Tribeca’s narrow storefronts took Prado only a few minutes to clean, and he does them weekly for $40 to several hundred dollars a month. He charges more money for larger stores like ABC Carpet or places with lots of windows like Buckle My Shoe nursery school. Prado also washes windows for chains like CVS and Le Pain Quotidien, along with the Yankees’ and Mets’ retail stores. Prado drums up business the old-fashioned way: by going door-to-door, looking for dirty windows and offering his services. That’s how Prado met Bruce Martin, who opened the Reade St. Animal Hospital with his wife last fall and quickly realized that he couldn’t clean the tall panes by himself. “I knew I needed a real window-washer, but I didn’t know where to find one,” Martin said. When Prado introduced himself, Martin was impressed by his friendliness and his willingness to work through the winter, so he hired him on the spot.
Many small business owners try to clean their windows themselves, but without the right supplies the task isn’t as simple as it sounds. “He makes it look easy, but it’s not that easy when you try to do it yourself,” said Dr. William Han, owner of Tribeca Dental Design on Chambers St. Before Prado stopped by, Han was using Windex and paper towels to attack the smudges on his windows. And how did he reach the top part of the windows, a dozen feet off the ground? “I really didn’t,” Han said, shrugging and laughing. “People don’t look up, right?”
Prado was born in New Jersey and took business classes at City College after high school but never got a degree. He started washing windows when he was 17, first for a union at the Waldorf-Astoria Hotel and then for a business in Brooklyn. Prado started his own window-washing business in Staten Island, where he lives, but he sold it when he realized he could make more money in Manhattan. Window washing is a territorial enterprise, and Prado found plenty of competition when he broke into Manhattan’s market five years ago. But he undercut competitors’ prices and won clients over by chatting with them and proving his reliability. “There’s nobody I can’t talk to,” Prado said. “I could go into the White House and talk to the president or go into the ’hood and talk to the ’hood rats.”
Tall and lanky, Prado speaks quickly and smiles easily, enthusiastically describing everything from his window-washing methodology to his private flying lessons. He wears Bluetooth-equipped sunglasses so he can answer calls from clients while cleaning windows or riding his bike.

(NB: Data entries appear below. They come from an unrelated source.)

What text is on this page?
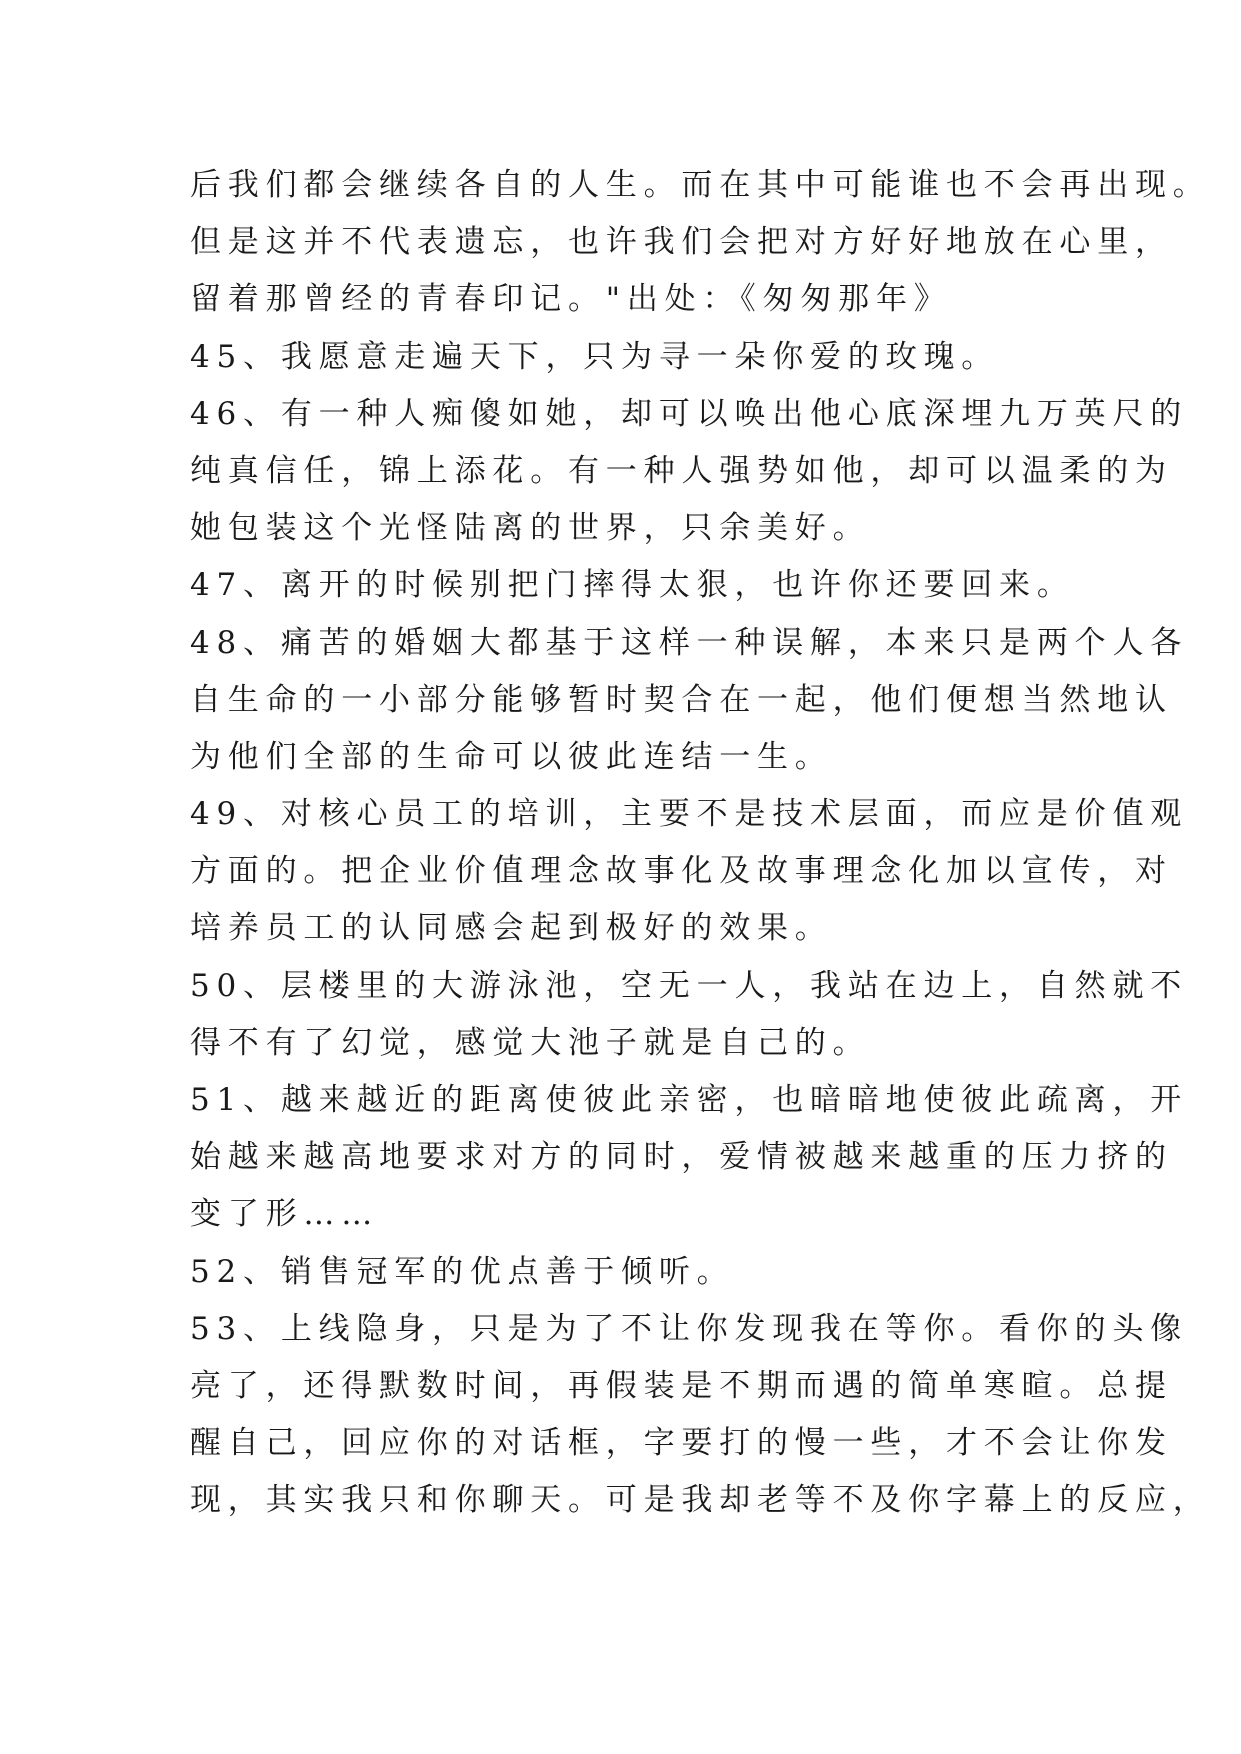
后我们都会继续各自的人生。而在其中可能谁也不会再出现。
但是这并不代表遗忘，也许我们会把对方好好地放在心里，
留着那曾经的青春印记。"出处：《匆匆那年》
45、我愿意走遍天下，只为寻一朵你爱的玫瑰。
46、有一种人痴傻如她，却可以唤出他心底深埋九万英尺的
纯真信任，锦上添花。有一种人强势如他，却可以温柔的为
她包装这个光怪陆离的世界，只余美好。
47、离开的时候别把门摔得太狠，也许你还要回来。
48、痛苦的婚姻大都基于这样一种误解，本来只是两个人各
自生命的一小部分能够暂时契合在一起，他们便想当然地认
为他们全部的生命可以彼此连结一生。
49、对核心员工的培训，主要不是技术层面，而应是价值观
方面的。把企业价值理念故事化及故事理念化加以宣传，对
培养员工的认同感会起到极好的效果。
50、层楼里的大游泳池，空无一人，我站在边上，自然就不
得不有了幻觉，感觉大池子就是自己的。
51、越来越近的距离使彼此亲密，也暗暗地使彼此疏离，开
始越来越高地要求对方的同时，爱情被越来越重的压力挤的
变了形……
52、销售冠军的优点善于倾听。
53、上线隐身，只是为了不让你发现我在等你。看你的头像
亮了，还得默数时间，再假装是不期而遇的简单寒暄。总提
醒自己，回应你的对话框，字要打的慢一些，才不会让你发
现，其实我只和你聊天。可是我却老等不及你字幕上的反应，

The electric bike is essential to his business, Prado added — he used to have a regular one but the extra power boost helps when he’s putting in 12 miles a day. Although the bike cost $1,800, Prado doesn’t lock it when he’s in Tribeca. “That’s the good thing about washing windows: I can see everything behind me,” Prado said, laughing. A bike is also better than a car, he noted, before taking off the wrong way up Greenwich St. and then turning the wrong way down Reade — a 30-second maneuver that a car would have been hard-pressed to handle.
As Prado squeegeed his way through Tribeca last week, many proprietors came out to greet him. A mother sitting near the window at Yuya Nail Salon on Church St. propped her baby up to watch Prado work. The baby stared wide-eyed, with rapt attention. Prado said that when he cleans the windows of Buckle My Shoe, all the children race over to look.
Prado does not disclose exact sales figures, but he said he brings in more than a comfortable living just by working two days a week. Those two days are long, often starting before 7 a.m., because Prado does all the windows himself. “I figured the only way to do it right is to do it myself,” Prado said. “I don’t miss days. I don’t get sick. I don’t B.S. anybody.” The recession recently cut into Prado’s business, as stores close and owners have less money to spare. But Prado makes up for the losses by pulling in new clients, and he may soon expand into Brooklyn.

“I love it,” Prado said, “and I wouldn’t do anything else.”